The following description is based on an earlier Garden Club tour:
Owners Judy and Richard Mazzucchelli have been avid gardeners for many years in
addition to having a keen interest in colonial Virginia history. With the assistance
of landscape designer Lisbeth Prins, these interests combined to become the design
theme for their 12,000 square foot brick walled garden, begun in 2008.
The approach from the house to the garden is by brick path and steps leading down
the three curved terraces that are reminiscent of an 18th century riverfront estate.

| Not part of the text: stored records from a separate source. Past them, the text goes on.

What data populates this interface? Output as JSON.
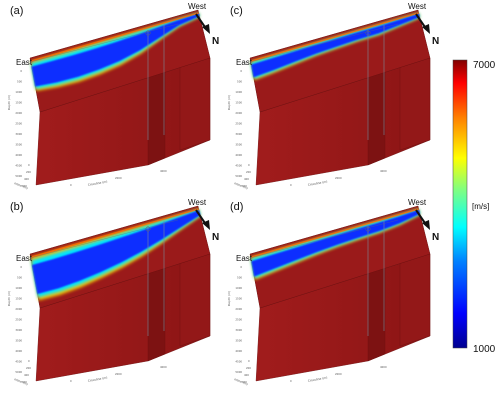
{
  "chart_data": [
    {
      "type": "heatmap",
      "panel_label": "(a)",
      "orientation": {
        "left": "East",
        "right": "West",
        "north": "N"
      },
      "axes": {
        "inline_label": "Inline (m)",
        "crossline_label": "Crossline (m)",
        "depth_label": "Depth (m)",
        "inline_ticks": [
          "0",
          "200",
          "400",
          "600"
        ],
        "crossline_ticks": [
          "0",
          "2000",
          "4000"
        ],
        "depth_ticks": [
          "0",
          "500",
          "1000",
          "1500",
          "2000",
          "2500",
          "3000",
          "3500",
          "4000",
          "4500",
          "5000"
        ]
      },
      "low_velocity_zone": {
        "depth_extent": "shallow-wide",
        "profile": [
          0.55,
          0.6,
          0.62,
          0.6,
          0.55,
          0.45,
          0.3,
          0.15,
          0.08
        ]
      }
    },
    {
      "type": "heatmap",
      "panel_label": "(b)",
      "orientation": {
        "left": "East",
        "right": "West",
        "north": "N"
      },
      "axes": {
        "inline_label": "Inline (m)",
        "crossline_label": "Crossline (m)",
        "depth_label": "Depth (m)",
        "inline_ticks": [
          "0",
          "200",
          "400",
          "600"
        ],
        "crossline_ticks": [
          "0",
          "2000",
          "4000"
        ],
        "depth_ticks": [
          "0",
          "500",
          "1000",
          "1500",
          "2000",
          "2500",
          "3000",
          "3500",
          "4000",
          "4500",
          "5000"
        ]
      },
      "low_velocity_zone": {
        "depth_extent": "deep",
        "profile": [
          0.8,
          0.82,
          0.8,
          0.75,
          0.68,
          0.58,
          0.45,
          0.3,
          0.15
        ]
      }
    },
    {
      "type": "heatmap",
      "panel_label": "(c)",
      "orientation": {
        "left": "East",
        "right": "West",
        "north": "N"
      },
      "axes": {
        "inline_label": "Inline (m)",
        "crossline_label": "Crossline (m)",
        "depth_label": "Depth (m)",
        "inline_ticks": [
          "0",
          "200",
          "400",
          "600"
        ],
        "crossline_ticks": [
          "0",
          "2000",
          "4000"
        ],
        "depth_ticks": [
          "0",
          "500",
          "1000",
          "1500",
          "2000",
          "2500",
          "3000",
          "3500",
          "4000",
          "4500",
          "5000"
        ]
      },
      "low_velocity_zone": {
        "depth_extent": "thin-layer",
        "profile": [
          0.35,
          0.32,
          0.28,
          0.24,
          0.22,
          0.2,
          0.2,
          0.15,
          0.1
        ]
      }
    },
    {
      "type": "heatmap",
      "panel_label": "(d)",
      "orientation": {
        "left": "East",
        "right": "West",
        "north": "N"
      },
      "axes": {
        "inline_label": "Inline (m)",
        "crossline_label": "Crossline (m)",
        "depth_label": "Depth (m)",
        "inline_ticks": [
          "0",
          "200",
          "400",
          "600"
        ],
        "crossline_ticks": [
          "0",
          "2000",
          "4000"
        ],
        "depth_ticks": [
          "0",
          "500",
          "1000",
          "1500",
          "2000",
          "2500",
          "3000",
          "3500",
          "4000",
          "4500",
          "5000"
        ]
      },
      "low_velocity_zone": {
        "depth_extent": "thin-layer-deeper",
        "profile": [
          0.42,
          0.38,
          0.34,
          0.3,
          0.27,
          0.25,
          0.24,
          0.2,
          0.12
        ]
      }
    }
  ],
  "colorbar": {
    "min": 1000,
    "max": 7000,
    "min_label": "1000",
    "max_label": "7000",
    "unit": "[m/s]",
    "colormap": "jet",
    "stops": [
      "#00008f",
      "#0000ff",
      "#0080ff",
      "#00ffff",
      "#80ff80",
      "#ffff00",
      "#ff8000",
      "#ff0000",
      "#800000"
    ]
  },
  "colors": {
    "background_velocity": "#9a1a1a",
    "slice_edge": "#6e1010"
  }
}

The terraces are planted with native and deer resistant plant varieties.
Inside the 7.5 feet high walls, clad in the Flemish bond brick pattern prevalent
in the colonial period, a center brick-lined gravel walk bisects the garden. A dry
stacked stone retaining wall, created with native stone gathered on the property,
separates the two garden tiers.
The upper tier pleasure garden is divided into various “rooms” lined with boxwood
hedges and English borders planted with a variety of perennials, spring bulbs, and
parterres formed of holly.
The retaining wall, over-planted with boxwood, separates the lower tier containing
the orchard, vegetable and cutting gardens. A replica of an octagon garden building
used by George Washington at Mount Vernon, based on plans generously shared by the
estate is at the southeast corner.
This will be a very special tour. Registration will be required.